Except with respect to grants to our directors, the stock options that we grant generally vest as to 20% of the shares of common stock underlying the option on each anniversary of the grant date. In addition, these stock options generally have a maximum term of ten years. The grant date of our stock options is generally the date our Board of Directors meets to approve such stock option grants.
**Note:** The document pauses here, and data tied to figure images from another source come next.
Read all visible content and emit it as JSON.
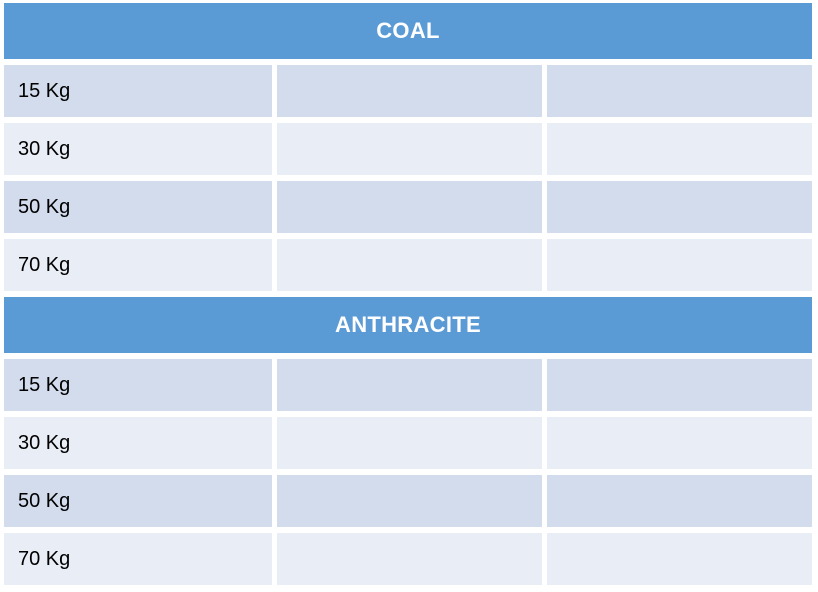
{
  "table": {
    "sections": [
      {
        "header": "COAL",
        "rows": [
          {
            "label": "15 Kg",
            "values": [
              "",
              ""
            ]
          },
          {
            "label": "30 Kg",
            "values": [
              "",
              ""
            ]
          },
          {
            "label": "50 Kg",
            "values": [
              "",
              ""
            ]
          },
          {
            "label": "70 Kg",
            "values": [
              "",
              ""
            ]
          }
        ]
      },
      {
        "header": "ANTHRACITE",
        "rows": [
          {
            "label": "15 Kg",
            "values": [
              "",
              ""
            ]
          },
          {
            "label": "30 Kg",
            "values": [
              "",
              ""
            ]
          },
          {
            "label": "50 Kg",
            "values": [
              "",
              ""
            ]
          },
          {
            "label": "70 Kg",
            "values": [
              "",
              ""
            ]
          }
        ]
      }
    ]
  },
  "colors": {
    "page-bg": "#FFFFFF",
    "header-bg": "#5B9BD5",
    "header-text": "#FFFFFF",
    "band-dark": "#D2DCEC",
    "band-light": "#E9EDF6",
    "label-text": "#000000"
  }
}
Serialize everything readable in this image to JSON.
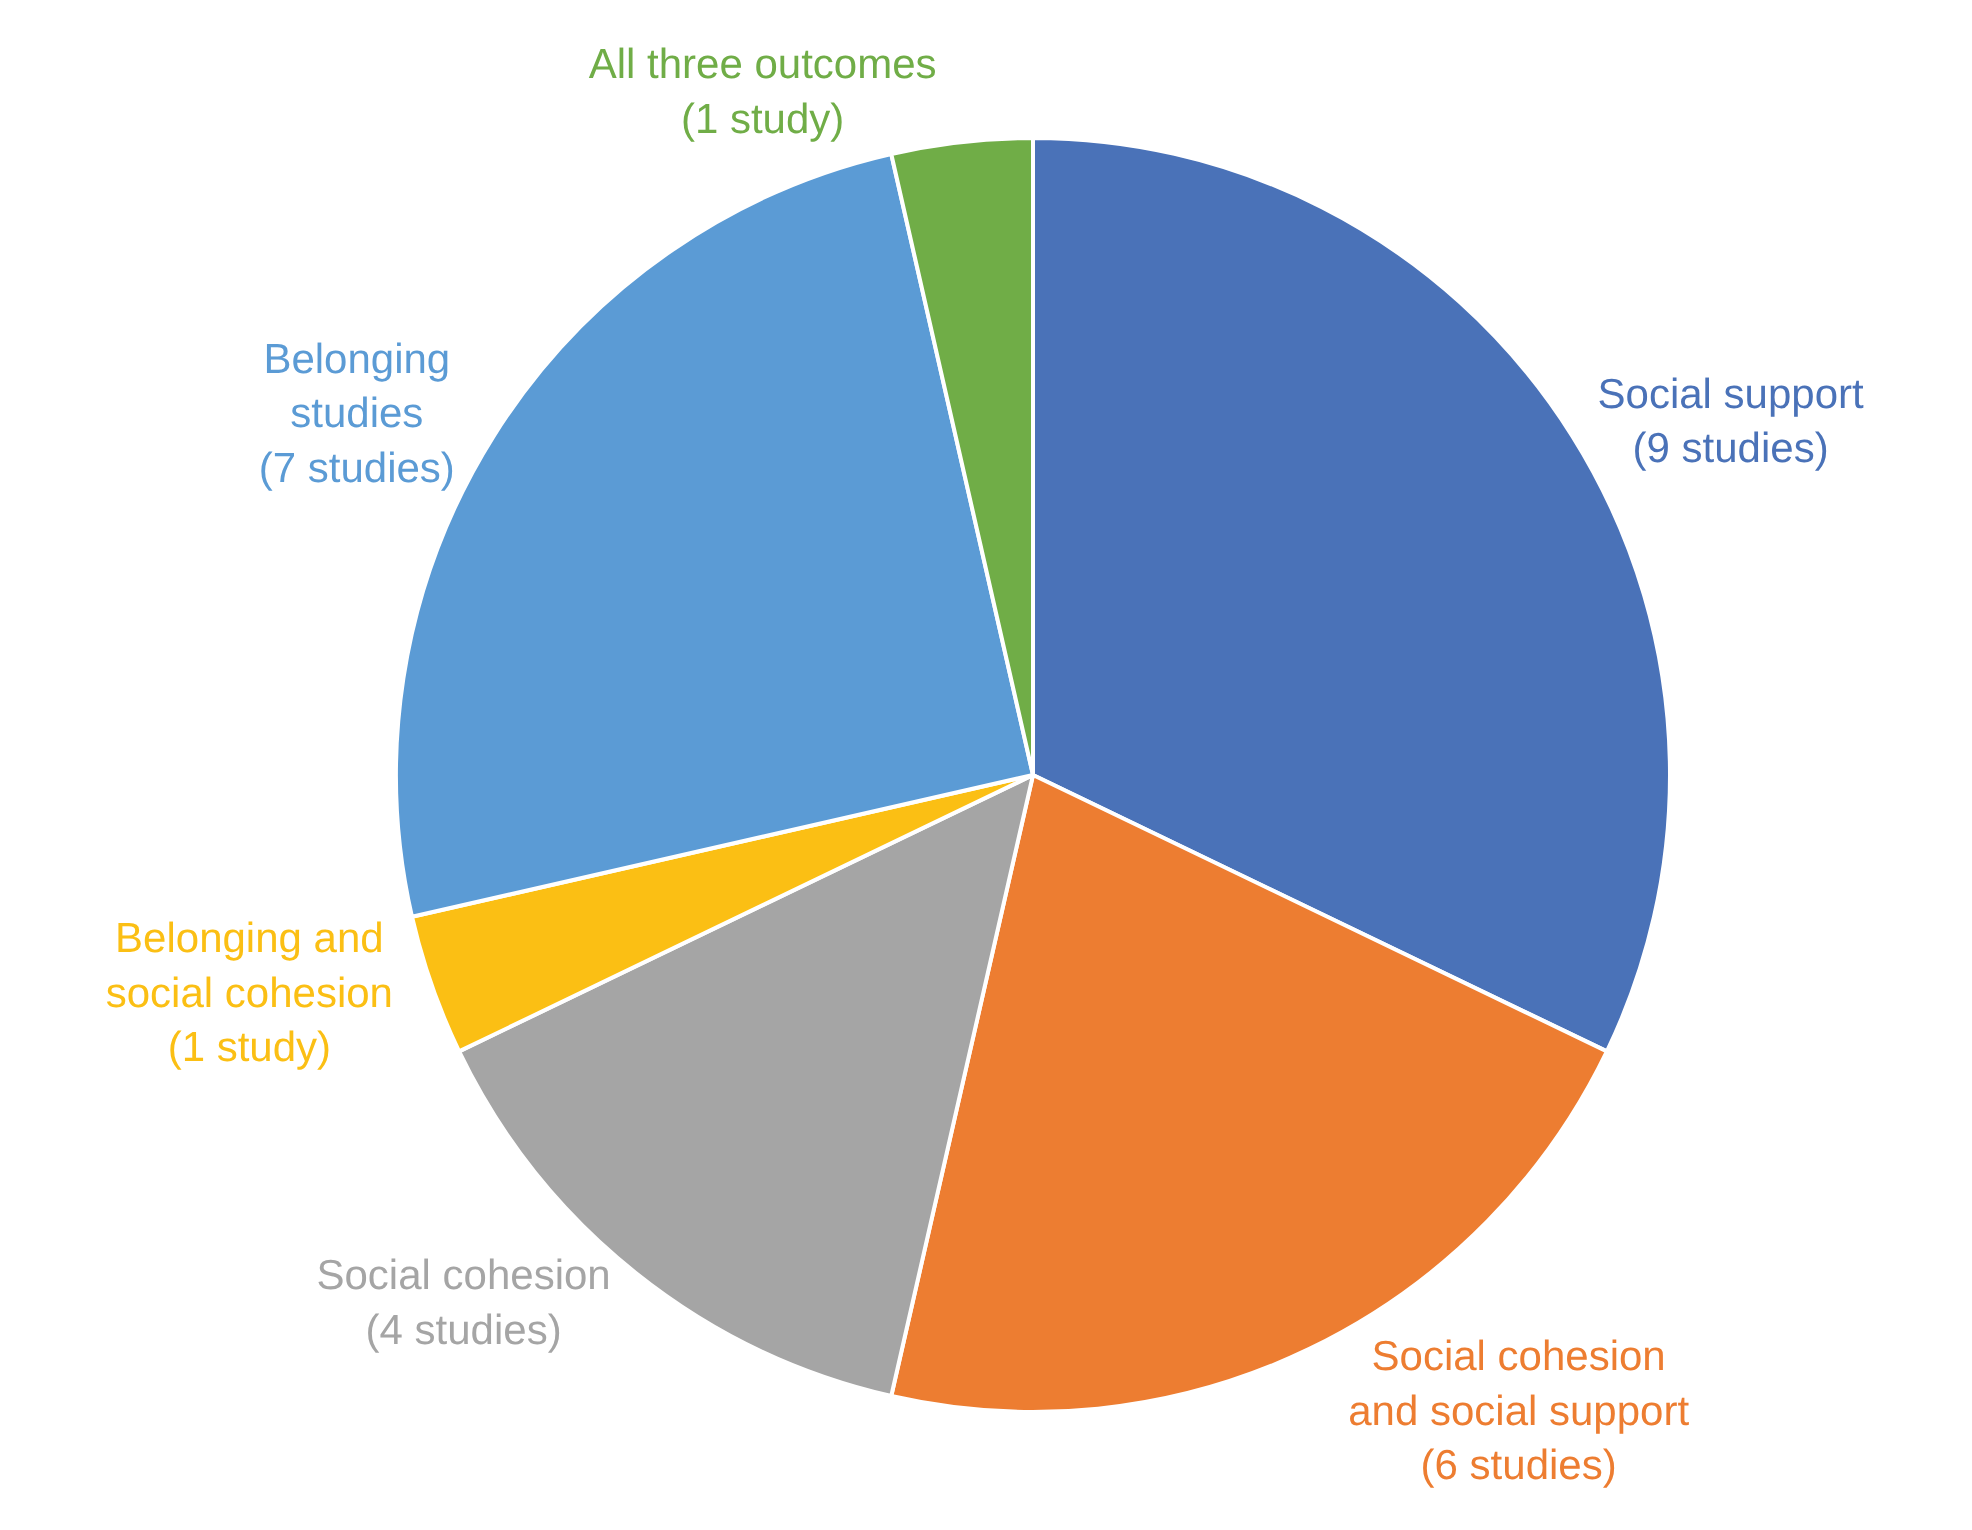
{
  "chart_data": {
    "type": "pie",
    "categories": [
      "Social support",
      "Social cohesion\nand social support",
      "Social cohesion",
      "Belonging and\nsocial cohesion",
      "Belonging\nstudies",
      "All three outcomes"
    ],
    "values": [
      9,
      6,
      4,
      1,
      7,
      1
    ],
    "value_labels": [
      "(9 studies)",
      "(6 studies)",
      "(4 studies)",
      "(1 study)",
      "(7 studies)",
      "(1 study)"
    ],
    "colors": [
      "#4a72b8",
      "#ed7d31",
      "#a5a5a5",
      "#fbbf14",
      "#5b9bd5",
      "#70ad47"
    ],
    "legend": false
  }
}
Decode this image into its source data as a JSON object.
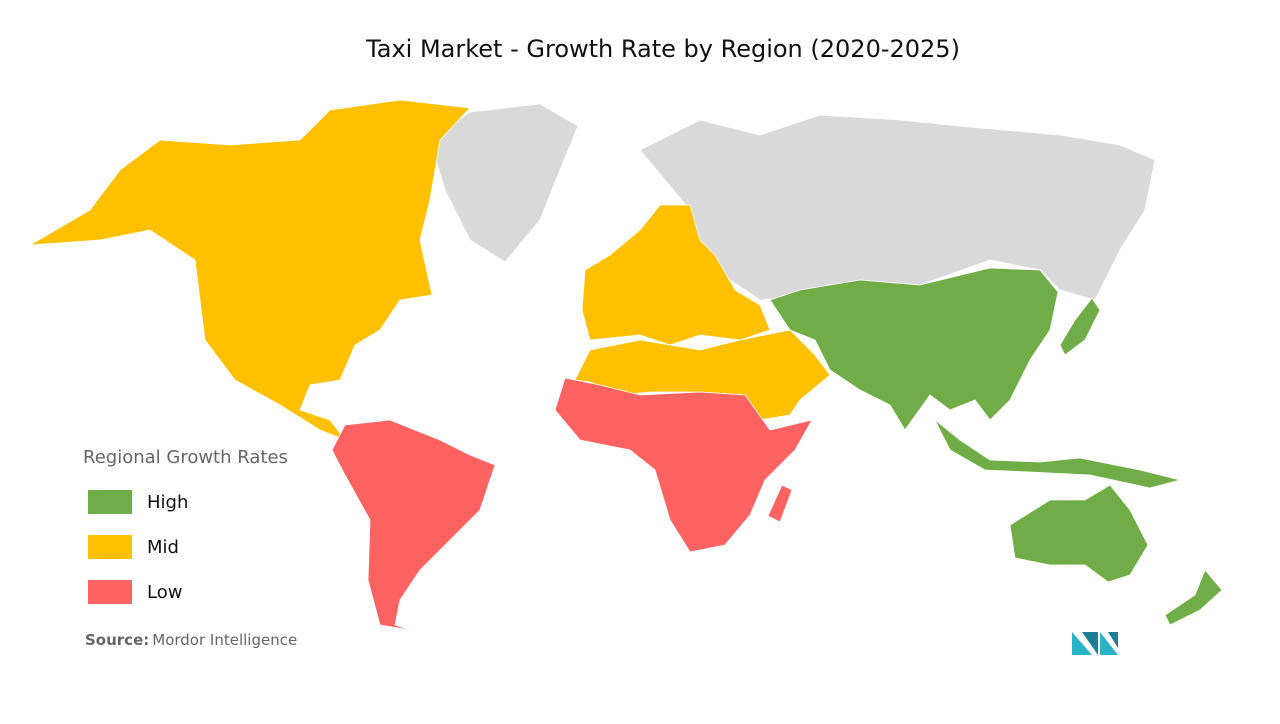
{
  "title": "Taxi Market  - Growth Rate by Region (2020-2025)",
  "legend": {
    "title": "Regional Growth Rates",
    "items": [
      {
        "label": "High",
        "color": "#70ad47"
      },
      {
        "label": "Mid",
        "color": "#ffc000"
      },
      {
        "label": "Low",
        "color": "#ff6361"
      }
    ]
  },
  "source": {
    "label": "Source:",
    "text": "Mordor Intelligence"
  }
}
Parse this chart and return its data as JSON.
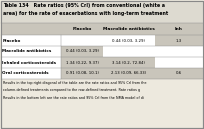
{
  "title_line1": "Table 134   Rate ratios (95% CrI) from conventional (white a",
  "title_line2": "area) for the rate of exacerbations with long-term treatment",
  "col_headers": [
    "",
    "Placebo",
    "Macrolide antibiotics",
    "Inh"
  ],
  "row_labels": [
    "Placebo",
    "Macrolide antibiotics",
    "Inhaled corticosteroids",
    "Oral corticosteroids"
  ],
  "cell_values": [
    [
      "",
      "0.44 (0.03, 3.29)",
      "1.3"
    ],
    [
      "0.44 (0.03, 3.29)",
      "",
      ""
    ],
    [
      "1.34 (0.22, 9.37)",
      "3.14 (0.2, 72.84)",
      ""
    ],
    [
      "0.91 (0.08, 10.1)",
      "2.13 (0.09, 66.33)",
      "0.6"
    ]
  ],
  "cell_bg": [
    [
      "white",
      "white",
      "grey"
    ],
    [
      "grey",
      "white",
      "white"
    ],
    [
      "grey",
      "grey",
      "white"
    ],
    [
      "grey",
      "grey",
      "grey"
    ]
  ],
  "footer_lines": [
    "Results in the top right diagonal of the table are the rate ratios and 95% CrI from the",
    "column-defined treatments compared to the row-defined treatment. Rate ratios g",
    "Results in the bottom left are the rate ratios and 95% CrI from the NMA model of di"
  ],
  "bg_color": "#ede9de",
  "white_cell": "#ffffff",
  "grey_cell": "#c9c5bb",
  "header_bg": "#c9c5bb",
  "border_color": "#888888",
  "title_bg": "#dddad0"
}
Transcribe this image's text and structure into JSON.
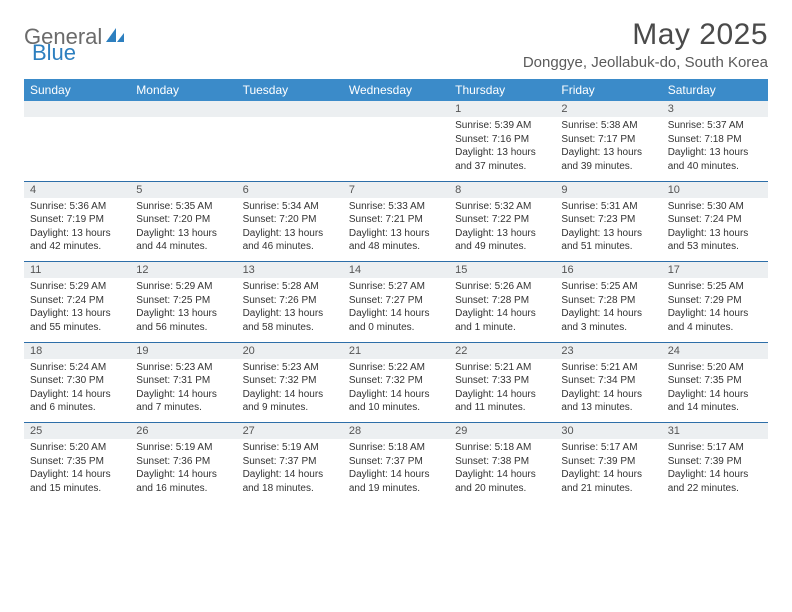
{
  "brand": {
    "general": "General",
    "blue": "Blue"
  },
  "colors": {
    "header_bg": "#3b8bc9",
    "header_text": "#ffffff",
    "daynum_bg": "#eceff1",
    "row_border": "#2d6ea8",
    "text": "#333333",
    "title": "#4a4a4a",
    "logo_blue": "#2d7fbf"
  },
  "title": "May 2025",
  "location": "Donggye, Jeollabuk-do, South Korea",
  "weekdays": [
    "Sunday",
    "Monday",
    "Tuesday",
    "Wednesday",
    "Thursday",
    "Friday",
    "Saturday"
  ],
  "weeks": [
    [
      null,
      null,
      null,
      null,
      {
        "n": "1",
        "sr": "Sunrise: 5:39 AM",
        "ss": "Sunset: 7:16 PM",
        "d1": "Daylight: 13 hours",
        "d2": "and 37 minutes."
      },
      {
        "n": "2",
        "sr": "Sunrise: 5:38 AM",
        "ss": "Sunset: 7:17 PM",
        "d1": "Daylight: 13 hours",
        "d2": "and 39 minutes."
      },
      {
        "n": "3",
        "sr": "Sunrise: 5:37 AM",
        "ss": "Sunset: 7:18 PM",
        "d1": "Daylight: 13 hours",
        "d2": "and 40 minutes."
      }
    ],
    [
      {
        "n": "4",
        "sr": "Sunrise: 5:36 AM",
        "ss": "Sunset: 7:19 PM",
        "d1": "Daylight: 13 hours",
        "d2": "and 42 minutes."
      },
      {
        "n": "5",
        "sr": "Sunrise: 5:35 AM",
        "ss": "Sunset: 7:20 PM",
        "d1": "Daylight: 13 hours",
        "d2": "and 44 minutes."
      },
      {
        "n": "6",
        "sr": "Sunrise: 5:34 AM",
        "ss": "Sunset: 7:20 PM",
        "d1": "Daylight: 13 hours",
        "d2": "and 46 minutes."
      },
      {
        "n": "7",
        "sr": "Sunrise: 5:33 AM",
        "ss": "Sunset: 7:21 PM",
        "d1": "Daylight: 13 hours",
        "d2": "and 48 minutes."
      },
      {
        "n": "8",
        "sr": "Sunrise: 5:32 AM",
        "ss": "Sunset: 7:22 PM",
        "d1": "Daylight: 13 hours",
        "d2": "and 49 minutes."
      },
      {
        "n": "9",
        "sr": "Sunrise: 5:31 AM",
        "ss": "Sunset: 7:23 PM",
        "d1": "Daylight: 13 hours",
        "d2": "and 51 minutes."
      },
      {
        "n": "10",
        "sr": "Sunrise: 5:30 AM",
        "ss": "Sunset: 7:24 PM",
        "d1": "Daylight: 13 hours",
        "d2": "and 53 minutes."
      }
    ],
    [
      {
        "n": "11",
        "sr": "Sunrise: 5:29 AM",
        "ss": "Sunset: 7:24 PM",
        "d1": "Daylight: 13 hours",
        "d2": "and 55 minutes."
      },
      {
        "n": "12",
        "sr": "Sunrise: 5:29 AM",
        "ss": "Sunset: 7:25 PM",
        "d1": "Daylight: 13 hours",
        "d2": "and 56 minutes."
      },
      {
        "n": "13",
        "sr": "Sunrise: 5:28 AM",
        "ss": "Sunset: 7:26 PM",
        "d1": "Daylight: 13 hours",
        "d2": "and 58 minutes."
      },
      {
        "n": "14",
        "sr": "Sunrise: 5:27 AM",
        "ss": "Sunset: 7:27 PM",
        "d1": "Daylight: 14 hours",
        "d2": "and 0 minutes."
      },
      {
        "n": "15",
        "sr": "Sunrise: 5:26 AM",
        "ss": "Sunset: 7:28 PM",
        "d1": "Daylight: 14 hours",
        "d2": "and 1 minute."
      },
      {
        "n": "16",
        "sr": "Sunrise: 5:25 AM",
        "ss": "Sunset: 7:28 PM",
        "d1": "Daylight: 14 hours",
        "d2": "and 3 minutes."
      },
      {
        "n": "17",
        "sr": "Sunrise: 5:25 AM",
        "ss": "Sunset: 7:29 PM",
        "d1": "Daylight: 14 hours",
        "d2": "and 4 minutes."
      }
    ],
    [
      {
        "n": "18",
        "sr": "Sunrise: 5:24 AM",
        "ss": "Sunset: 7:30 PM",
        "d1": "Daylight: 14 hours",
        "d2": "and 6 minutes."
      },
      {
        "n": "19",
        "sr": "Sunrise: 5:23 AM",
        "ss": "Sunset: 7:31 PM",
        "d1": "Daylight: 14 hours",
        "d2": "and 7 minutes."
      },
      {
        "n": "20",
        "sr": "Sunrise: 5:23 AM",
        "ss": "Sunset: 7:32 PM",
        "d1": "Daylight: 14 hours",
        "d2": "and 9 minutes."
      },
      {
        "n": "21",
        "sr": "Sunrise: 5:22 AM",
        "ss": "Sunset: 7:32 PM",
        "d1": "Daylight: 14 hours",
        "d2": "and 10 minutes."
      },
      {
        "n": "22",
        "sr": "Sunrise: 5:21 AM",
        "ss": "Sunset: 7:33 PM",
        "d1": "Daylight: 14 hours",
        "d2": "and 11 minutes."
      },
      {
        "n": "23",
        "sr": "Sunrise: 5:21 AM",
        "ss": "Sunset: 7:34 PM",
        "d1": "Daylight: 14 hours",
        "d2": "and 13 minutes."
      },
      {
        "n": "24",
        "sr": "Sunrise: 5:20 AM",
        "ss": "Sunset: 7:35 PM",
        "d1": "Daylight: 14 hours",
        "d2": "and 14 minutes."
      }
    ],
    [
      {
        "n": "25",
        "sr": "Sunrise: 5:20 AM",
        "ss": "Sunset: 7:35 PM",
        "d1": "Daylight: 14 hours",
        "d2": "and 15 minutes."
      },
      {
        "n": "26",
        "sr": "Sunrise: 5:19 AM",
        "ss": "Sunset: 7:36 PM",
        "d1": "Daylight: 14 hours",
        "d2": "and 16 minutes."
      },
      {
        "n": "27",
        "sr": "Sunrise: 5:19 AM",
        "ss": "Sunset: 7:37 PM",
        "d1": "Daylight: 14 hours",
        "d2": "and 18 minutes."
      },
      {
        "n": "28",
        "sr": "Sunrise: 5:18 AM",
        "ss": "Sunset: 7:37 PM",
        "d1": "Daylight: 14 hours",
        "d2": "and 19 minutes."
      },
      {
        "n": "29",
        "sr": "Sunrise: 5:18 AM",
        "ss": "Sunset: 7:38 PM",
        "d1": "Daylight: 14 hours",
        "d2": "and 20 minutes."
      },
      {
        "n": "30",
        "sr": "Sunrise: 5:17 AM",
        "ss": "Sunset: 7:39 PM",
        "d1": "Daylight: 14 hours",
        "d2": "and 21 minutes."
      },
      {
        "n": "31",
        "sr": "Sunrise: 5:17 AM",
        "ss": "Sunset: 7:39 PM",
        "d1": "Daylight: 14 hours",
        "d2": "and 22 minutes."
      }
    ]
  ]
}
Our Board of Directors historically has approved stock option grants at regularly scheduled meetings. Our Board of Directors and compensation committee intend to continue this practice of approving the majority of stock-based awards at regularly scheduled meetings on a quarterly basis, unless earlier approval is required for a new-hire inducement grant, regardless of whether or not our Board of Directors or compensation committee knows material non-public information on such date. The exercise price of our stock options is the fair market value of our common stock on the date of grant as determined by the closing price of our common stock on the NASDAQ Global Select Market on the date of grant. Prior to the exercise of an option, the holder has no rights as a stockholder with respect to the shares of common stock underlying the option, including voting rights and the right to receive dividends or dividend equivalents.
 
Because of his large equity stake, we have never granted stock options to our President and Chief Executive Officer, Christopher Christensen. Mr. Christopher Christensen historically has made recommendations to our Board of Directors regarding the amount of stock options and other compensation to grant to our other executives based upon his assessment of their performance, and may continue to do so in the future. Our executive officers, however, do not have any role in determining the timing of our stock option grants.
 
Although we do not have any formal policy for determining the amount of stock options or the timing of our stock option grants, we have historically granted stock options or restricted stock to high-performing employees (i) in recognition of their individual achievements and contributions to our company, and (ii) in anticipation of their future service and achievements.
 
Other Compensation.  Our executives are eligible to receive the same benefits that are available to all employees. In addition, we pay the premiums to provide life insurance equal to each executive’s annual salary and the premiums to provide accidental death and dismemberment insurance. For 2007, Christopher Christensen received an automobile allowance of $15,900 and David Sedgwick received an automobile allowance of $7,200.